When I tell people I've been with my boyfriend for four years and how happy we are together, a lot of times they're shocked. “How have you stayed together so long?” “And you can still stand to be around each other?” and “Don't you think you're missing out?” are just a few of the responses I've gotten.
To me it doesn't seem like a huge accomplishment or something that would be seen as strange. I enjoy being around him. He's my best friend. He's the love of my life. We don't fight and we’re just as in love or even more in love than when we met.
If you keep these important things in mind, being happy with someone for such a long time and still be in the “honeymoon phase” years later will come just as naturally as breathing.
1. Don't get too comfortable with each other.

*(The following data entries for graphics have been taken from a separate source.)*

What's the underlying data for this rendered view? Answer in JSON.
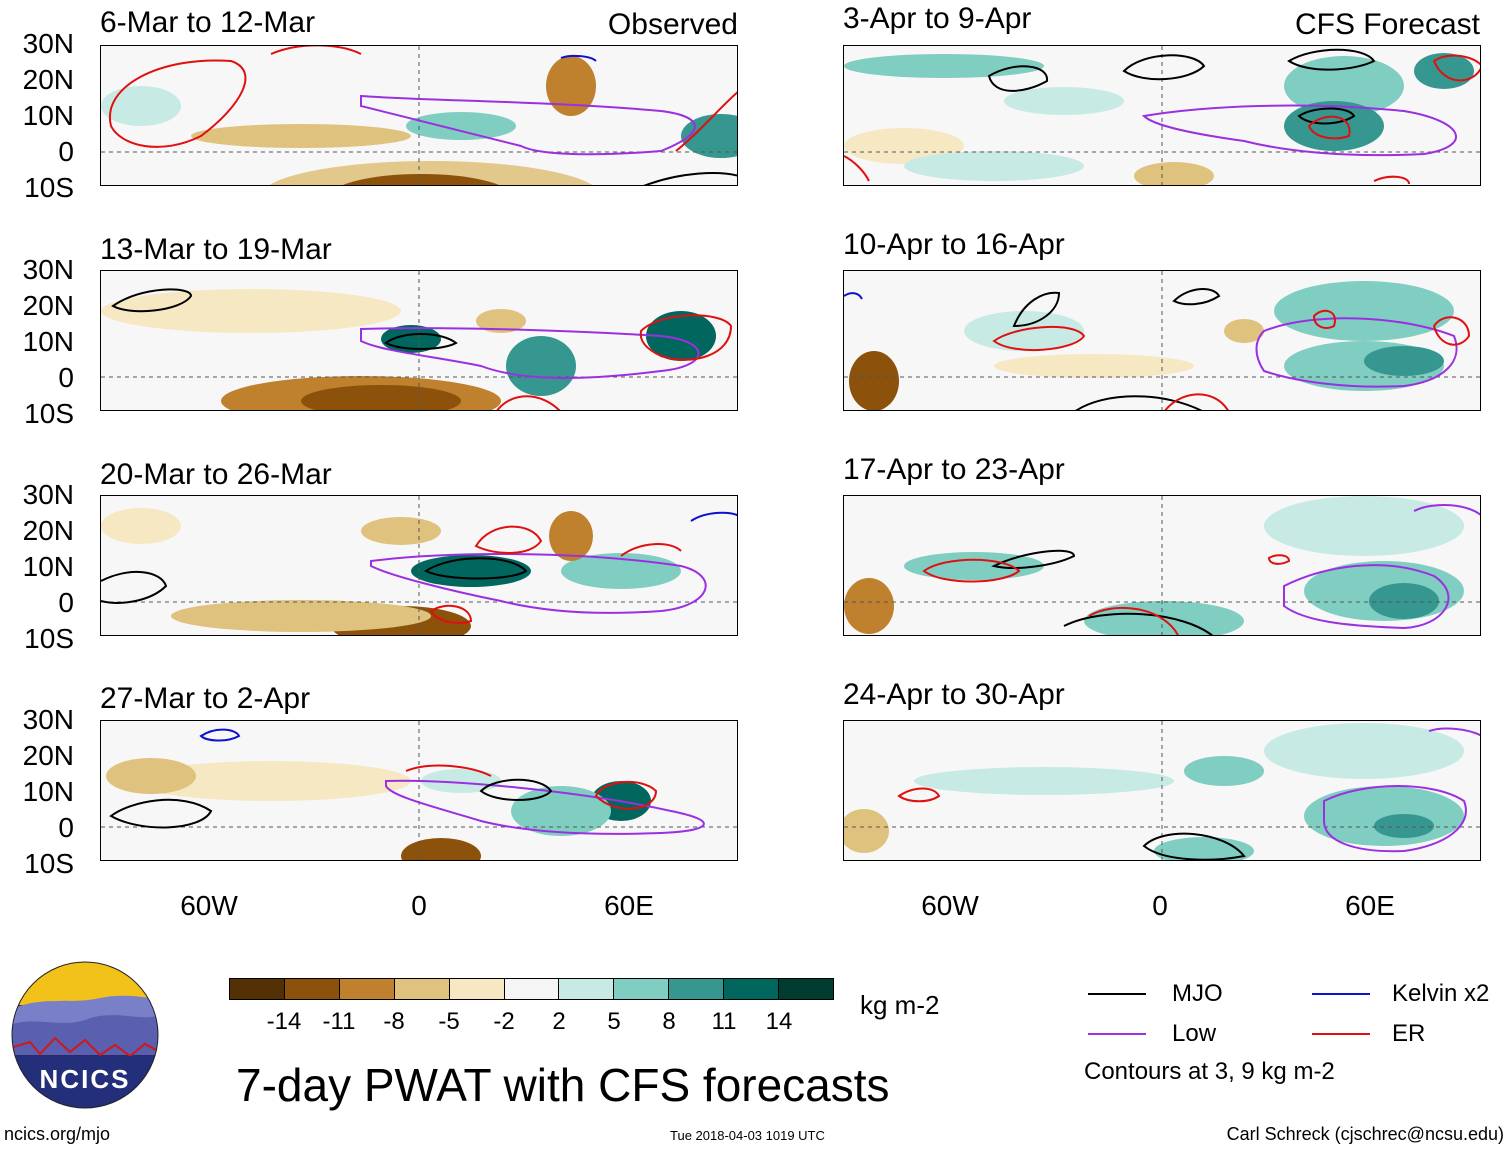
{
  "observed_tag": "Observed",
  "forecast_tag": "CFS Forecast",
  "left_panels": [
    {
      "title": "6-Mar to 12-Mar"
    },
    {
      "title": "13-Mar to 19-Mar"
    },
    {
      "title": "20-Mar to 26-Mar"
    },
    {
      "title": "27-Mar to 2-Apr"
    }
  ],
  "right_panels": [
    {
      "title": "3-Apr to 9-Apr"
    },
    {
      "title": "10-Apr to 16-Apr"
    },
    {
      "title": "17-Apr to 23-Apr"
    },
    {
      "title": "24-Apr to 30-Apr"
    }
  ],
  "lat_labels": [
    "30N",
    "20N",
    "10N",
    "0",
    "10S"
  ],
  "lon_labels": [
    "60W",
    "0",
    "60E"
  ],
  "colorbar": {
    "ticks": [
      "-14",
      "-11",
      "-8",
      "-5",
      "-2",
      "2",
      "5",
      "8",
      "11",
      "14"
    ],
    "units": "kg m-2",
    "colors": [
      "#543005",
      "#8c510a",
      "#bf812d",
      "#dfc27d",
      "#f6e8c3",
      "#f5f5f5",
      "#c7eae5",
      "#80cdc1",
      "#35978f",
      "#01665e",
      "#003c30"
    ]
  },
  "legend": {
    "mjo": "MJO",
    "kelvin": "Kelvin x2",
    "low": "Low",
    "er": "ER",
    "contours_note": "Contours at 3, 9 kg m-2",
    "colors": {
      "mjo": "#000000",
      "kelvin": "#1010d0",
      "low": "#9b30e0",
      "er": "#e01010"
    }
  },
  "main_title": "7-day PWAT with CFS forecasts",
  "logo_text": "NCICS",
  "footer": {
    "url": "ncics.org/mjo",
    "timestamp": "Tue 2018-04-03 1019 UTC",
    "credit": "Carl Schreck (cjschrec@ncsu.edu)"
  }
}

We joke that we’re way too comfortable with each other at this point but I tell myself constantly to never let myself get too comfortable with him simply because I never want to take him for granted. Even if you get to the point where you can be completely gross around each other and spend your days laying around doing nothing but looking at memes, you can't forget to put in effort.
2. COMMUNICATE!!!
I like to think that I know him pretty well at this point. I can tell from his face or the tone of his voice when he's bothered. But still, we’re not mind readers. If we're upset about anything or feel that we should be doing something different we tell each other. It saves a lot of grief in the long run.
3. Compliment each other.
It's a small thing but it's important to let each other know how much you like each other every now and then. Even it's the most minimal thing, a compliment can go a long way. Plus, telling them how handsome or beautiful you think they are as often as you can is a real self-esteem boost.
4. Laugh together.
We have moments when we’re doing ridiculous things and laying on the floor laughing like idiots and it's the most amazing thing ever. Having fun together is one of the most important things of any relationship.
5. Do things for each other.
This can mean a lot of things. Help them with homework. Surprise them with their favorite candy. Help them clean their house. Any little thing you can do for them out of kindness, and not expect to get anything back, really means a lot.
6. Check in with each other.
Make sure they're doing okay throughout the day. We're constantly asking each other “Are you okay?” and “Are you happy?” If they are, that's great. If not, do anything you can to fix it. It lets them know that you care and it makes them feel protected which is one of the most important things you can do for them.
7. Let go of expectations.
It's okay to have some expectations, of course you want them to be kind, treat you right, etc. But the unrealistic expectations are going to do more harm than good. Understand that you can't change them or expect them to do things outside of their ability and that okay. You should love them for who they are.
8. Be consistent.
We tend to think we're both pretty predictable people and it works for us because we know what to expect from each other. If you're jumping around to extremes, having multiple mood swings, and making things complicated between you then trust me, you're going to have more problems than you want to deal with.
9. Be there for each other.
No matter what. And I mean, no matter what. Whether it is something externally like school or family that's bothering you or you've hit a rough patch between the two of you personally, don't give up on each other because in the end you come out stronger and you realize that it was all worth it.
10. Remember why you're together in the first place.
When I first met him I thought he was the most genuine person I had ever known. When we first started going together, I realized that no one ever made me feel this comfortable, safe, or happy. That's true to this day and I constantly strive for it to continue to be true.